Zur Vergabe von Räumen für eine Schilderprägewerkstatt hat der Bundesgerichtshof (BGH) am 07.11.2006 ein weiteres Urteil gefällt (Az.: KZR 2/06). Daraus ergibt sich für die Kommunen die Möglichkeit, die Belange behinderter Menschen bei Ausschreibungen solcher Räume bei den Kfz-Zulassungsstellen angemessen zu berücksichtigen.
Dazu eine Einschätzung von Ursula Schulz, Landesverband der Lebenshilfe, Bayern:
In dem Verfahren ging es um die Frage, ob die Stadt Kassel einen Raum für eine Schilderprägewerkstatt neben der Kfz-Zulassungsstelle ohne vorherige Ausschreibung an eine Einrichtung für behinderte Menschen vermieten kann. Klägerin war ein bundesweit tätiges Unternehmen der Schilderprägebranche.
Der BGH bestätigte das Urteil des Oberlandesgerichts Frankfurt vom 29.11.2005, in dem es der Stadt untersagt wurde, den Raum ohne vorherige Ausschreibung über den 31.12.2007 hinaus zu überlassen oder zu vermieten. Allerdings enthält die Entscheidungsbegründung einige Aspekte, die geeignet sind, Ausschreibungen so zu gestalten, daß eine Verbesserung der Chancen für Werkstätten möglich ist.
Laut BGH ist eine Vermietung ohne vorherige Ausschreibung ein Verstoß gegen § 20 Abs. 1 GWB. Deshalb sah das Gericht einen Unterlassungsanspruch nach § 33 Abs. 1 GWB. Der BGH erkannte aber an, daß die Stadt Kassel bei der Vermietung auch Belange des Gemeinwohls berücksichtigen kann. Eine Bevorzugung von Anbietern, die in erster Linie schwer zu vermittelnde Personen beschäftigen, ist möglich. Allerdings müssen die Mittel der Bevorzugung mit der Freiheit des Wettbewerbs vereinbar sein: „Die dem Gemeinwohl geschuldeten Voraussetzungen, die ein Mieter der fraglichen Gewerbeflächen erfüllen soll, müssen daher auch von anderen Interessenten erfüllt werden können und im Rahmen einer Ausschreibung offengelegt werden.

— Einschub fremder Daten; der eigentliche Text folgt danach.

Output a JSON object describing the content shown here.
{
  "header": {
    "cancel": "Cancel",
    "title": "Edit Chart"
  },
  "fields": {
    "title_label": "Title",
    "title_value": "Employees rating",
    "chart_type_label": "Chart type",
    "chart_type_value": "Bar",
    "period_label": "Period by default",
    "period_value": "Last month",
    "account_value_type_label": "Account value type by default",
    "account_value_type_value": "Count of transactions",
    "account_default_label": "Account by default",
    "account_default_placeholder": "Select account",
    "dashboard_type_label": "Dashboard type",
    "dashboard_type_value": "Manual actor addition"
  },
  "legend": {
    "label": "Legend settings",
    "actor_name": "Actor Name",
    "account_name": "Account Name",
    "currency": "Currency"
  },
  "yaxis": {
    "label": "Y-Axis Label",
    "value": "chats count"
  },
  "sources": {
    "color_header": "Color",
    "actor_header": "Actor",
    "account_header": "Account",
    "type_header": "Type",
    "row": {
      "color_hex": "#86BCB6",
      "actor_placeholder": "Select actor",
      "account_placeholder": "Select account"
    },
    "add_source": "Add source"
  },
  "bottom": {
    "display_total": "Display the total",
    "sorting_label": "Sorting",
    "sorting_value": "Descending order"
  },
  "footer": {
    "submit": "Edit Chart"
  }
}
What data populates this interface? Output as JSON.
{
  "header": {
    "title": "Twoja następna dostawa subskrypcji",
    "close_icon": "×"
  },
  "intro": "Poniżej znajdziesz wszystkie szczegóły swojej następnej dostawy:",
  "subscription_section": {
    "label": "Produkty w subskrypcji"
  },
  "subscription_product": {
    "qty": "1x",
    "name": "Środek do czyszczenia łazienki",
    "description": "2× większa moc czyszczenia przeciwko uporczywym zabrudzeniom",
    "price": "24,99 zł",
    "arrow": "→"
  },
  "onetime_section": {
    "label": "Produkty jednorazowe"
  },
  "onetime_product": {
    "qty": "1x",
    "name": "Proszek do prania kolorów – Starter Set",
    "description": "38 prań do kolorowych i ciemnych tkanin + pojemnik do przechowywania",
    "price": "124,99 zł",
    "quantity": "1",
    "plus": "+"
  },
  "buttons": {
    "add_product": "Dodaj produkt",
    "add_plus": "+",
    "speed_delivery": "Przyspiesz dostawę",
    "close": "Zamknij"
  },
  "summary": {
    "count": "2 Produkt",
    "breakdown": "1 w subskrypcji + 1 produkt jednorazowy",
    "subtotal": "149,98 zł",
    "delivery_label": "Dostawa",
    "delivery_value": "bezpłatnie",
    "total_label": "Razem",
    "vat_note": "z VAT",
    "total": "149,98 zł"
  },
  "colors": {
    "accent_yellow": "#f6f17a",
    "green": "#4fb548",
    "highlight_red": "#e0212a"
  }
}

Beispielsweise wäre nichts dagegen einzuwenden, wenn die Beklagte bereits in der Ausschreibung darauf hinweisen würde, daß sie Interessenten in einem im Einzelnen darzulegenden Umfang bevorzugt, die sich verpflichten, in dem Schilderprägebetrieb verstärkt behinderte Menschen zu beschäftigen“.
Diese Formulierung eröffnet den ausschreibenden Kommunen einen weiten Spielraum. Trotzdem macht, laut BGH, eine Bevorzugung von anerkannten Werkstätten bei der Vergabe von öffentlichen Aufträgen nach § 141 SGB IX eine Ausschreibung nicht überflüssig. Höhere Preise der Werkstätten (bis ca. 15 %) können aber gegebenenfalls zugunsten der Werkstatt berücksichtigt werden.
Das Urteil des BGH eröffnet den Kommunen die Möglichkeit, ihre Ausschreibungen so zu gestalten, daß eine rechtmäßige bevorzugte Vergabe an Unternehmer, die behinderte Menschen beschäftigen, möglich ist. Hier bietet sich die beschränkte Ausschreibung an. Der BGH räumt diese Möglichkeit ein, so daß die völlig offene öffentliche Ausschreibung der Räumlichkeiten bei Kfz-Zulassungsstellen nicht unbedingt notwendig erscheint.